Students often worry most about the pre-trip inspection portion of the CDL skills test. It requires you to walk around the vehicle and explain what you are checking and why—in English, since federal regulations require drivers to read and speak English. Non-native speakers sometimes struggle here. Several CDL schools in areas with large immigrant populations, such as Los Angeles and Houston, offer instructors who speak Spanish or Mandarin alongside English to help bridge the gap during training. The actual test, however, must be conducted in English.
Regional Differences Worth Knowing
Where you train and where you plan to work matter. States with major freight corridors tend to have more training options and higher starting pay. Texas leads the nation in trucking jobs, and entry-level CDL drivers there can expect to earn around $70,000 per year according to 2025 data. Washington, Massachusetts, and Alaska top the charts for average driver pay, each running more than 20% above the national average. In the Midwest, rates are more modest but so is the cost of living, making places like Indiana and Ohio attractive for drivers who want their money to stretch further.
Weather shapes training experiences too. Schools in the Northeast put more emphasis on winter driving techniques, while programs in the Southwest spend extra time on mountain grade navigation and desert heat safety. If you plan to drive regionally after getting licensed, training in similar conditions to where you will work gives you a practical edge.
Getting Started Without Making Expensive Mistakes
Research schools carefully before handing over a deposit. Look for programs listed on the FMCSA Training Provider Registry—this is non-negotiable since unregistered schools cannot certify you for the skills test. Read reviews from past students, but weigh them against what you actually need: a person with mechanical experience might thrive at a bare-bones program where someone with zero truck knowledge would flounder.

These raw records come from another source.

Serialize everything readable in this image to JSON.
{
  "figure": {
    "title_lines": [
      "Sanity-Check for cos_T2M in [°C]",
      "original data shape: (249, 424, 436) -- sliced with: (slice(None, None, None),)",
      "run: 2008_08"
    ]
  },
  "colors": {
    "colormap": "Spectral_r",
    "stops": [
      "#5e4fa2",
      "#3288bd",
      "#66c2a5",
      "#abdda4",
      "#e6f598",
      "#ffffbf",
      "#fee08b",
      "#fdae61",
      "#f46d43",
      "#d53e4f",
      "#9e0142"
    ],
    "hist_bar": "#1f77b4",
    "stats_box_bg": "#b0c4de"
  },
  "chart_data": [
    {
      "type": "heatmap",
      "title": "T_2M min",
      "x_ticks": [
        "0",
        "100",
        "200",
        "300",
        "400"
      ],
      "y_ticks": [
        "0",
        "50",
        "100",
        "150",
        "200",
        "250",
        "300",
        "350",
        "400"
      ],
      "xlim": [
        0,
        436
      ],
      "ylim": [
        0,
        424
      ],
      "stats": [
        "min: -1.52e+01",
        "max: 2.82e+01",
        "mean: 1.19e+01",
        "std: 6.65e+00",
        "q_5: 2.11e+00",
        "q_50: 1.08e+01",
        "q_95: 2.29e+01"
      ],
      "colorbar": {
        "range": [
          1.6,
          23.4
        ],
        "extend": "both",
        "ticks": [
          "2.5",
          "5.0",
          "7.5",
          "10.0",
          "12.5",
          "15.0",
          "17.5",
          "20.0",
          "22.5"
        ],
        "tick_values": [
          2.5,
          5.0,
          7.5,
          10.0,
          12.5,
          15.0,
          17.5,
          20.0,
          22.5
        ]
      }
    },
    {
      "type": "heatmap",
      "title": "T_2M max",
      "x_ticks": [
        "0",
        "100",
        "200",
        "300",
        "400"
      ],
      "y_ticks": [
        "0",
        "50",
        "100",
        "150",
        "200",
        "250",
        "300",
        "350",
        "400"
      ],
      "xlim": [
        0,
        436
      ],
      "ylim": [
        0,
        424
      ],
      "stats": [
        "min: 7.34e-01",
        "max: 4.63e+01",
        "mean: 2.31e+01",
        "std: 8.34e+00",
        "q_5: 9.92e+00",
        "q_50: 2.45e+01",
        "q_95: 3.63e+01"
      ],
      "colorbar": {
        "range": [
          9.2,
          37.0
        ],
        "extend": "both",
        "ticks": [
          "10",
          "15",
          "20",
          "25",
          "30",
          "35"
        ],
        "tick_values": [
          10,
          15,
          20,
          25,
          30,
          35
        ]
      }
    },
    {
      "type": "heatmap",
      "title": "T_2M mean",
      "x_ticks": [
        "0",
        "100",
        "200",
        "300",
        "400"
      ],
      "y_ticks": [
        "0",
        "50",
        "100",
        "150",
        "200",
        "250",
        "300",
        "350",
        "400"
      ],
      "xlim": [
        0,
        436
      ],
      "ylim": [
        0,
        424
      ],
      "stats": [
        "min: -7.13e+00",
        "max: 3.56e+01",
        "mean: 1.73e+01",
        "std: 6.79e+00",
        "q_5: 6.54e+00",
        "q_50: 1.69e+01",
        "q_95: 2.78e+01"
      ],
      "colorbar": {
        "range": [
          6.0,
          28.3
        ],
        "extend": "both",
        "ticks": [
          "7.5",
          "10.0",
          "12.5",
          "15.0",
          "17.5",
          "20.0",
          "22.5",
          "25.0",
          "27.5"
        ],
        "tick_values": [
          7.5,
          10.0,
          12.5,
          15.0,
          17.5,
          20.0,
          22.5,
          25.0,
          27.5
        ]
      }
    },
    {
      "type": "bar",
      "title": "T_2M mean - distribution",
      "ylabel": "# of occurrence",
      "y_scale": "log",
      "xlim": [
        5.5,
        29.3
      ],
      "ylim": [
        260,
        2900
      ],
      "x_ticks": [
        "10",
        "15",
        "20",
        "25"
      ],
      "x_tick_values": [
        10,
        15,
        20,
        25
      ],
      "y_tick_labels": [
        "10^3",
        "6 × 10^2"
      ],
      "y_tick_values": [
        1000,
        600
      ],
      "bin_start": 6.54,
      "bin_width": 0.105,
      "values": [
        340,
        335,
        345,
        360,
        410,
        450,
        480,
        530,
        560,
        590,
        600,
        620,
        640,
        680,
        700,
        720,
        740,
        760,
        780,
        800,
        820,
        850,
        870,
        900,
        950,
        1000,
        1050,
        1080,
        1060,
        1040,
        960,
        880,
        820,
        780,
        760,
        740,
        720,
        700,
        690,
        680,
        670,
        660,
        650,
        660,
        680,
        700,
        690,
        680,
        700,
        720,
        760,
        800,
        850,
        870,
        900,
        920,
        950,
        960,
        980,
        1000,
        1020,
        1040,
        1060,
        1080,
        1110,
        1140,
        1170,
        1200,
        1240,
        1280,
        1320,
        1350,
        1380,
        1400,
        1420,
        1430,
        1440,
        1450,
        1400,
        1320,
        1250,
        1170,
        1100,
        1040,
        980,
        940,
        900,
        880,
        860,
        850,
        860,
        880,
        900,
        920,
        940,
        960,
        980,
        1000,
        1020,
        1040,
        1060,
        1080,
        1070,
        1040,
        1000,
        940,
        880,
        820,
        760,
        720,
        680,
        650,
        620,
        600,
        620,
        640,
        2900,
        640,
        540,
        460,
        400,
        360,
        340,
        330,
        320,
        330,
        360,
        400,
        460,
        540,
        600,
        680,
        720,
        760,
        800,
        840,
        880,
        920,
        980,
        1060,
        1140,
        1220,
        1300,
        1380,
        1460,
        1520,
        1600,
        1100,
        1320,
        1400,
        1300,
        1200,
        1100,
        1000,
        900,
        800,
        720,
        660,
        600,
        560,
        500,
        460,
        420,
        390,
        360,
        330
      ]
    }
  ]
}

Visit the school if you can. Look at the equipment. Are the trucks well-maintained or rusted? Do instructors seem engaged or checked out? Ask about job placement rates and which carriers recruit from the school. A school that local and regional fleets actively hire from is worth more than one with slightly lower tuition and no industry connections.
Once you have your CDL, the first year is about building experience safely. Most major carriers require one to two years of clean driving before moving drivers into their highest-paying lanes. Owner-operators—independent drivers who own or lease their trucks—can earn $160,000 or more annually according to recent job market data, but that figure represents revenue before fuel, maintenance, insurance, and truck payments. New drivers should plan on working for a company first to learn the business without the overhead risk.
The demand for qualified drivers is not going anywhere soon. Freight volumes keep growing, and autonomous trucks remain years away from widespread deployment. For someone who can handle the lifestyle—long hours, time away from home, physical demands of securing loads—CDL training offers one of the fastest paths from classroom to a middle-class income available today without a degree.